As mentioned above, the complexity, isolation, privacy and security of data are the key factors that plague and restrict the deepening development and application of AI, including the financial industry. How to solve these data problems, break down data silos, and establish true "big data" while better protecting data privacy and security has become a problem that must be solved in the current development of AI.
The author believes that in the face of these problems, we can have a new way of thinking – federated learning (Federated Learning), whose purpose is to protect user privacy and data security. Federated learning, as the name suggests, is to build a virtual "federal state" to unite large and small "data islands". They are like a state in this "federal state", which not only maintains a certain degree of independence (such as trade secrets, user privacy), but also can jointly model and improve the effect of AI models without sharing data.
Essentially, it is a distributed encryption machine learning technology where all parties involved can build models without disclosing the underlying data. This is also a win-win machine learning method. It breaks down the data dimension walls on the top of the mountain, revitalizes large and small "data islands", and connects into a win-win AI continent.
In the field of finance, federated learning can be used to analyze potential fraud; in the field of insurance pricing, it can accurately analyze the attributes of users in more dimensions. For enterprises, the application of federated learning can save costs more effectively, and it can also make user classification more accurate. In addition, for some very sensitive data scenarios, such as the medical field, different hospitals can also share sensitive medical data through federated learning technology.
The future AI new generation of machine learning algorithm framework should be based on privacy protection, security compliance, reasonable interpretation, and transparent reasoning mechanism to ensure the healthy development of artificial intelligence. The development and practice of federated learning provides new ideas for the industry. Of course, the construction of AI ecology and the construction of big data also requires different enterprises, scholars, and research institutions to join forces, share technology, share data, and unite forces to jointly solve data silos and user privacy issues.
AIFuture: Basic research still requires continued efforts
So, what is the current development of AI in China, and what are the future prospects?

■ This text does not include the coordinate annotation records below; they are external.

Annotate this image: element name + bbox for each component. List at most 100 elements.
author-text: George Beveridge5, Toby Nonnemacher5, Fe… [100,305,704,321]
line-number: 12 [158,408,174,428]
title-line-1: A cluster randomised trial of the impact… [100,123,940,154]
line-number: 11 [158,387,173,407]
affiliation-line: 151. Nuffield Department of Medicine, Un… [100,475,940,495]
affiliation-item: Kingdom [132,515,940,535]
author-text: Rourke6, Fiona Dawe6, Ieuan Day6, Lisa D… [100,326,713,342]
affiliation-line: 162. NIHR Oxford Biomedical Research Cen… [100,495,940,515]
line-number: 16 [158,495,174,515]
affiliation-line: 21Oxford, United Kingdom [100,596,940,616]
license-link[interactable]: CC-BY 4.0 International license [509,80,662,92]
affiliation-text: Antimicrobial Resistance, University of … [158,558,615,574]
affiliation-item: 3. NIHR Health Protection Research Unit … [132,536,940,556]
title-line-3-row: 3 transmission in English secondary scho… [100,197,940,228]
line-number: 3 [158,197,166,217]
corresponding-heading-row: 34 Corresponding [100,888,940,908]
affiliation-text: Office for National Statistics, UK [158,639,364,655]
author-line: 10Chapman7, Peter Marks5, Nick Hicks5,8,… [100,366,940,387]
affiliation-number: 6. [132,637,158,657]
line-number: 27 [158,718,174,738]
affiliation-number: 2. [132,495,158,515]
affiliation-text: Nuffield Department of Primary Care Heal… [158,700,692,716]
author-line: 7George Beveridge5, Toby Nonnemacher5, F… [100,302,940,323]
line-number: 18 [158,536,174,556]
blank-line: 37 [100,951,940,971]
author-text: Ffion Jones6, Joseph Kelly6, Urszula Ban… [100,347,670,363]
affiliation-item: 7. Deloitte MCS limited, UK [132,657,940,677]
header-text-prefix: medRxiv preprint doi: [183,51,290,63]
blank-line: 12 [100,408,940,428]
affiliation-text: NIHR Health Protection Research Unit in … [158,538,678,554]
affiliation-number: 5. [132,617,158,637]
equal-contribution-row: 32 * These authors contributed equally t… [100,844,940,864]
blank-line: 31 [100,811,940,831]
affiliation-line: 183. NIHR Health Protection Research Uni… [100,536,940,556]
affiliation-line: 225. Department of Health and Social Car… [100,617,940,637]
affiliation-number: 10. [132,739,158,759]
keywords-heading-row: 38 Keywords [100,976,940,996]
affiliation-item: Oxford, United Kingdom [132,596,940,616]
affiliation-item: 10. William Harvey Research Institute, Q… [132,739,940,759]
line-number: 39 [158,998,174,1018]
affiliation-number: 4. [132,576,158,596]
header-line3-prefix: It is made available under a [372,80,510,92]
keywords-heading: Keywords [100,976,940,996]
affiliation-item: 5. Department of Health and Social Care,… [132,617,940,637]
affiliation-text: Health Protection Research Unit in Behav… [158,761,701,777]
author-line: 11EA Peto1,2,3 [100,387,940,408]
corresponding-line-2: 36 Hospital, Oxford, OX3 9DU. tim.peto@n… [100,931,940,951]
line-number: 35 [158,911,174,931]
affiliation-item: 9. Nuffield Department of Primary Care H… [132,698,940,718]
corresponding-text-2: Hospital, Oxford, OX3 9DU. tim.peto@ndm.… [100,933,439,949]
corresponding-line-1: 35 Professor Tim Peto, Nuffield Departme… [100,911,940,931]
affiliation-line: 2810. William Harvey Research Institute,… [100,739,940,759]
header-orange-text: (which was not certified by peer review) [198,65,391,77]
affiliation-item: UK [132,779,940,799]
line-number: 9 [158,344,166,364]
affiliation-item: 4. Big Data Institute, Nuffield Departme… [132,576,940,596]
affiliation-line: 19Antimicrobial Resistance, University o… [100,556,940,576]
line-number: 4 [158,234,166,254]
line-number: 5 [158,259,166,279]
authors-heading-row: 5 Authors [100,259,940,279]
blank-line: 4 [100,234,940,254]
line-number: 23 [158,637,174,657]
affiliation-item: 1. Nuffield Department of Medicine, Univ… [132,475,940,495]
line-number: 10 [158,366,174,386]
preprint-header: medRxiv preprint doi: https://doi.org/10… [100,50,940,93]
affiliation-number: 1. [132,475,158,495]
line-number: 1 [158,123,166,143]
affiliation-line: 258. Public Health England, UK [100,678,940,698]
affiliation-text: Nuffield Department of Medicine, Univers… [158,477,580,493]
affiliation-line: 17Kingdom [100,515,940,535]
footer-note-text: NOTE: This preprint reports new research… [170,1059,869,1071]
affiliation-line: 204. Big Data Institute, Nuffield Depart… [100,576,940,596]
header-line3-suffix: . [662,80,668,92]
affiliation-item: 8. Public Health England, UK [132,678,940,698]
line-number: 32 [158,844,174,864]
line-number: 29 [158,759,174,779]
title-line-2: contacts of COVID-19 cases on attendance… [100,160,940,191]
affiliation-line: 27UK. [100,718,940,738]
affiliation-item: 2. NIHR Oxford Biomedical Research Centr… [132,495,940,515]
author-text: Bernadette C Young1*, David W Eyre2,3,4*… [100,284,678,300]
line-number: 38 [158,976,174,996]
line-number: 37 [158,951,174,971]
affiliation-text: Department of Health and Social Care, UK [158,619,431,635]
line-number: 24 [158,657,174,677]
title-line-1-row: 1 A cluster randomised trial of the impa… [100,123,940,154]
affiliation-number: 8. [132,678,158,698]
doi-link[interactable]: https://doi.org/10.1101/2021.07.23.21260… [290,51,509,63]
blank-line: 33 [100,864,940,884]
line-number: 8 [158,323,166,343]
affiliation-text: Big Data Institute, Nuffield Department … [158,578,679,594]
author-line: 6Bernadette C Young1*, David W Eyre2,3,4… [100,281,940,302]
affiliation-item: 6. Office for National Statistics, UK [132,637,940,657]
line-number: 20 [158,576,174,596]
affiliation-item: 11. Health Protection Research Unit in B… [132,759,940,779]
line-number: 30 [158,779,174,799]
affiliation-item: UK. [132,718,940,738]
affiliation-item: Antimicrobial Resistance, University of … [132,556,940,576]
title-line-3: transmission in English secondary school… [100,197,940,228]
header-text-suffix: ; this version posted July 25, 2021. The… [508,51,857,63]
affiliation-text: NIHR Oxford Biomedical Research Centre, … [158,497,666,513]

Ma Songde, former vice minister of the Ministry of Science and Technology, and many other experts and scholars have said that China’s application of AI will be the largest in the world, and the prospects are very good, but continued efforts are needed in basic research.
The author believes that in recent years, China’s AI map has been "dots" one by one, but it has not been able to form a "face". In other words, a deep AI application ecosystem that can open up the industrial chain has not been established, and there is still a lack of system level and infrastructure building.
At present, the industry’s understanding and application of AI is more limited to the single-function product level. For example, an enterprise introduces AI assistance in certain process links, such as human-machine interaction and facial recognition, but such an enterprise cannot be said to be an artificial intelligence enterprise. The entire industry should have a deeper understanding of AI, so that AI can drive the optimization of the core decision-making system of the industry, and maximize the advantages and revolutionaries of AI.
It is hoped that in the future, China’s AI colleagues will pay more attention to basic research and work together to truly drive the development and implementation of core, in-depth, and industrialized AI.